Where did the distinction between justice & kangaroo courts get all mixed up? Was it in the US legal system where cops walk away from murdering unarmed Black teens or Black & Latino kids get railroaded into jail for minor offenses & on faulty evidence? Was it with the Egyptian & all the other military regimes where dictators walk away from mass murder without even a shake of the naughty finger? The differences are not subtle.
Now we read on May 6th that after a two-day trial an Afghan court sentenced four men to death for the March 19th murder of Farkhunda in the city of Kabul. Forty-nine people are standing trial & the judge handed down sentences for 30 of them. Eight defendants got 16 years in prison; eighteen were acquitted. The remaining 19 defendants are police officers accused of neglect of duty. Can anyone seriously claim all 30 defendants were heard in the course of two days? That would give them about two minutes each to present their defense. Or can it be claimed all of the guilty were among the defendants?

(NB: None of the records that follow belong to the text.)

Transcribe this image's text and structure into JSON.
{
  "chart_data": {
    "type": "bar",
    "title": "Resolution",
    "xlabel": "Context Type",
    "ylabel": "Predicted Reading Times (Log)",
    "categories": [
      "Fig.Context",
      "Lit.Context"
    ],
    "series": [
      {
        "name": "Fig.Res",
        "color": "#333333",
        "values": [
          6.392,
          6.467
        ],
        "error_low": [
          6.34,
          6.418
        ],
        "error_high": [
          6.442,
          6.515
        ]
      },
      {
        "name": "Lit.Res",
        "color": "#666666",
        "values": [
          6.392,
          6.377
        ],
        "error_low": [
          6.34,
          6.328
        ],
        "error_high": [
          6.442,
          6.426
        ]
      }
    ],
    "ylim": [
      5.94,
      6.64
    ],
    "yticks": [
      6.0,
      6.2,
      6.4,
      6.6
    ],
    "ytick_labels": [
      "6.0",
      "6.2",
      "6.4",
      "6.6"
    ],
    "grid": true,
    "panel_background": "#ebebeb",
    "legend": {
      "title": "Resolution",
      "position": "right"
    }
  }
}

You don’t have to be a defense lawyer to recognize a mockery of justice when you see one. There’s no way in hell 30 defendants were able to plead their case in two days. One fellow said his acquitted brother was at work during the assault. That is the kind of problem that comes up in trials & why justice requires time, witnesses, & evidence. An MP assigned by the government to observe the trial said she was dismayed by the acquittal of 18 defendants. “Even if there was no very clear evidence against them, they should be punished,” & she added, “As responsible citizens, how could they just watch a woman being killed by a group of men? It should be a lesson to others.” A court of law is not the same as Sunday school. If unarmed men stood there without intervening against mob violence, fear would easily explain that. The question is, why 19 armed policemen stood there.
The father of Farkhunda addressed the court before the verdicts where he claimed the man who drove over Farkhunda’s body with his car was arrested & then released. “We don’t accept today’s trial, it was unjust,” he told the court. “The main criminals have not been arrested.” Farkhunda’s family wants justice for their daughter, not a mockery & travesty.
The photo is an April 27th protest in Kabul chanting “We are all Farkhunda! We want justice.” We stand with them.